Myth #3: Vasectomy could make me impotent.
Truth: Vasectomy has no effect on sexual function. It does not go anywhere near the penis or its nerves. In fact, most couples find the vasectomy improves their sex lives because it eliminates the fear of unwanted pregnancy.
Considering the Needs of Your Partner
Men committed in relationships should consider talking with their partners to determine if a vasectomy is the right choice for birth control. While the ultimate decision is up to you, it is important to discuss all birth control options with your partner to determine whether or not a couple’s family is complete or if children (or more children) will be wanted in the future. It is important to note that a vasectomy will not solve problems in a marriage, nor will it alleviate sexual difficulties. Talking to your partner may help you identify why you are having the procedure and help you determine if it the decision is the right one.
The decision to have a vasectomy is a personal choice that should be made for the right reasons. Those considering a vasectomy should not feel pressured by their partner to have the procedure. Further, men considering this birth control method should not make the decision for emotional or financial reasons. Men that choose a vasectomy must be confident in their decisions regarding family life and children.

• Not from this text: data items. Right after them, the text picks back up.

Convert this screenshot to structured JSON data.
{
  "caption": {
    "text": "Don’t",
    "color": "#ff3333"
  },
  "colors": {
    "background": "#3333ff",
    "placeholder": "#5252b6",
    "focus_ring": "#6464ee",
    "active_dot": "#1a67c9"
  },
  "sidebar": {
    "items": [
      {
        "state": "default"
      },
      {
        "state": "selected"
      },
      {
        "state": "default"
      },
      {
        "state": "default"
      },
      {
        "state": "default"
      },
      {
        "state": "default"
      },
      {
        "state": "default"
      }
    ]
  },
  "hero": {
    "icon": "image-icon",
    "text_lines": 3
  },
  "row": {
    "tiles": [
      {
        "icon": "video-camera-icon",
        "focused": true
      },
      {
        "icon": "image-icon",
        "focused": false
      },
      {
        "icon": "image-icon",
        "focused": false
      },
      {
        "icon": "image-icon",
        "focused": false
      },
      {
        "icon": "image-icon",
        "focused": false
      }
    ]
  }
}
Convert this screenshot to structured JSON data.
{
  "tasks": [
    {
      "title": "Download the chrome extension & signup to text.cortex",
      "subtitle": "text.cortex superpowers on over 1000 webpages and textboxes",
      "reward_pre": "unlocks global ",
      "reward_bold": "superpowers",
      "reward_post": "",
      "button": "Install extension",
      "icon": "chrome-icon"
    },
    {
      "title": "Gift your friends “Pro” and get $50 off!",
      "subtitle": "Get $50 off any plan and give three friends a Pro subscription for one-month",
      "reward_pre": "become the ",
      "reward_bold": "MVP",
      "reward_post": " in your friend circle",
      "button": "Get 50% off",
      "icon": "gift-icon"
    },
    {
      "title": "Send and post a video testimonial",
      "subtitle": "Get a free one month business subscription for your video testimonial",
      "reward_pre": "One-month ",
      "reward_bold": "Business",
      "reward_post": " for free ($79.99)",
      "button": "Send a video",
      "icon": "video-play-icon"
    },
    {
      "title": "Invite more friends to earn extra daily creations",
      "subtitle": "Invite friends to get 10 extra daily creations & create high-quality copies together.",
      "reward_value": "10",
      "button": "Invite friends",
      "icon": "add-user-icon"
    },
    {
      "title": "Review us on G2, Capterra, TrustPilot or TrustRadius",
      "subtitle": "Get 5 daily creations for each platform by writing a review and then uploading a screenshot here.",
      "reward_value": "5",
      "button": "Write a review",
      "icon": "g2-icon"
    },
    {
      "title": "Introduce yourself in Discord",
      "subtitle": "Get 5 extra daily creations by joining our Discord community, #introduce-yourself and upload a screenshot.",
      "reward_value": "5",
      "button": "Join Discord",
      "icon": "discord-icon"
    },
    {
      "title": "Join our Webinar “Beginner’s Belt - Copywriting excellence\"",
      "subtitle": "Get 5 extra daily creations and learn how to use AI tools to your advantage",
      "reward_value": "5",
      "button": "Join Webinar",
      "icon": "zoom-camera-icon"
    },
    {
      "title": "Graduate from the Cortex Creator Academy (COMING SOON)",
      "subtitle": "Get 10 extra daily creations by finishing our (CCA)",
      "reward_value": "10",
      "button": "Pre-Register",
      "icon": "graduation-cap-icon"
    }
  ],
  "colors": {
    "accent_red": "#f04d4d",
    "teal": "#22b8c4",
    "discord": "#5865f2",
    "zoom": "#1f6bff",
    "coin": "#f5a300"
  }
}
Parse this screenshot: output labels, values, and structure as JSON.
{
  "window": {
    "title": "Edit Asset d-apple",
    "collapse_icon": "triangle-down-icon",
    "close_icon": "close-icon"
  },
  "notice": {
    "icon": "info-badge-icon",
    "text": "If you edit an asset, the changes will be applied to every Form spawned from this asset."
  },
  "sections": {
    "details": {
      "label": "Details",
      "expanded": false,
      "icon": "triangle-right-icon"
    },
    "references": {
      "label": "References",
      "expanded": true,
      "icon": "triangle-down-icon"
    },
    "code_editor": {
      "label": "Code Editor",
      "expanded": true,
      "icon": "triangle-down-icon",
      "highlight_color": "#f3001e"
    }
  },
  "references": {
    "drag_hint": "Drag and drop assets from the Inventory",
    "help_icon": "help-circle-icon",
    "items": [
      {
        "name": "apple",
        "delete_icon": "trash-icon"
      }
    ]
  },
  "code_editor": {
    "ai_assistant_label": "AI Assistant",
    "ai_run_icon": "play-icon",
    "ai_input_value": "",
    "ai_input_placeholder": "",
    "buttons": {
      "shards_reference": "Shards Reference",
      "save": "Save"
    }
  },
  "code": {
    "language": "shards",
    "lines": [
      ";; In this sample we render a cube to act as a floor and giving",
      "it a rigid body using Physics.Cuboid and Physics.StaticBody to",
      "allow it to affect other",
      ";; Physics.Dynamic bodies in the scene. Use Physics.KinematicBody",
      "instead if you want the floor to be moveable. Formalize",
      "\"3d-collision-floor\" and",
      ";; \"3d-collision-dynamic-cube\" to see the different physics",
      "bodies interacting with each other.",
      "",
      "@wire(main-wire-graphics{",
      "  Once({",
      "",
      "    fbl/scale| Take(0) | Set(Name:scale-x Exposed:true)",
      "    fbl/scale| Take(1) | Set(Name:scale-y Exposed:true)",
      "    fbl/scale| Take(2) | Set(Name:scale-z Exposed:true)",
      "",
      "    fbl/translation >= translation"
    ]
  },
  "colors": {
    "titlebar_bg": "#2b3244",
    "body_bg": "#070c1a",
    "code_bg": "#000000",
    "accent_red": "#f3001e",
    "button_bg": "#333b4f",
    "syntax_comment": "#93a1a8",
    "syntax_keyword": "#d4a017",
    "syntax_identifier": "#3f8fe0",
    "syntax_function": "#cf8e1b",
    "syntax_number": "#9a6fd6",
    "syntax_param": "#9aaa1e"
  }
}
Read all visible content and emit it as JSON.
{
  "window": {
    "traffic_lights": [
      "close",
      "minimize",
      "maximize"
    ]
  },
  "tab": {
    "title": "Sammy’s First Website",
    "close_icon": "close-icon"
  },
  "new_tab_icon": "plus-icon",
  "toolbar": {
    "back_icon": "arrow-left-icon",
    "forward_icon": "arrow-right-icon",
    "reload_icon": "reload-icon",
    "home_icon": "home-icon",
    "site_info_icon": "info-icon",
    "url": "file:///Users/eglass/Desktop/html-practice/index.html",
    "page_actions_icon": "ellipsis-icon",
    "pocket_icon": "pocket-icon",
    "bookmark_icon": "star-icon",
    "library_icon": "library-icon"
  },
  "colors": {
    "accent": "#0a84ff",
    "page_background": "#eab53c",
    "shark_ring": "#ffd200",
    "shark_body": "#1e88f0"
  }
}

Men considering a vasectomy may also make the decision to have the procedure because of worry or concern about passing on certain genetic conditions. Although many genetic conditions require genes to be passed on to the child from both parents, there are some genetic conditions that can be inherited from the genes of one parent. Men that have the genes for conditions such as Huntington disease, achondroplasia (dwarfism) or Marfan syndrome may choose to have a vasectomy to prevent passing on these genes to their children. In these cases, patients may wish to consult with a genetic counselor to assess the risk and to determine if a vasectomy is the best birth control choice.
Who Is the Best Candidate?
While there are no set guidelines for the ideal vasectomy candidate, several characteristics should be taken into consideration when making this decision. The best candidates for vasectomy may include:
- Men that are emotionally mature enough to make a permanent decision.
- Men that are secure enough with their current number of children, or secure in their desire to not have children.
- Men who do not feel as if they must have the procedure because of emotional or financial basis reasons.
- Men who may be concerned about passing on a genetic trait or hereditary disability.
Vasectomy is a safe, simple and effective birth control method
Vasectomy is a brief, surgical procedure used for male sterilization. It is a popular means of birth control for couples who have decided that their family is complete.
Vasectomy requires less time off work, requires local rather than general anesthesia and is usually performed in a doctor’s office or clinic. The potential surgical complications of vasectomy are less serious than those of tubal ligation.
Many men choose a vasectomy as a permanent form of contraception. Vasectomy is a safe method of contraception. It is a brief, surgical sterilization procedure for men that is permanent and nearly 100 percent effective. Typically done using local anesthetic, vasectomies can be performed without an injection (no-needle vasectomy) and without the use of a scalpel (no-scalpel vasectomy).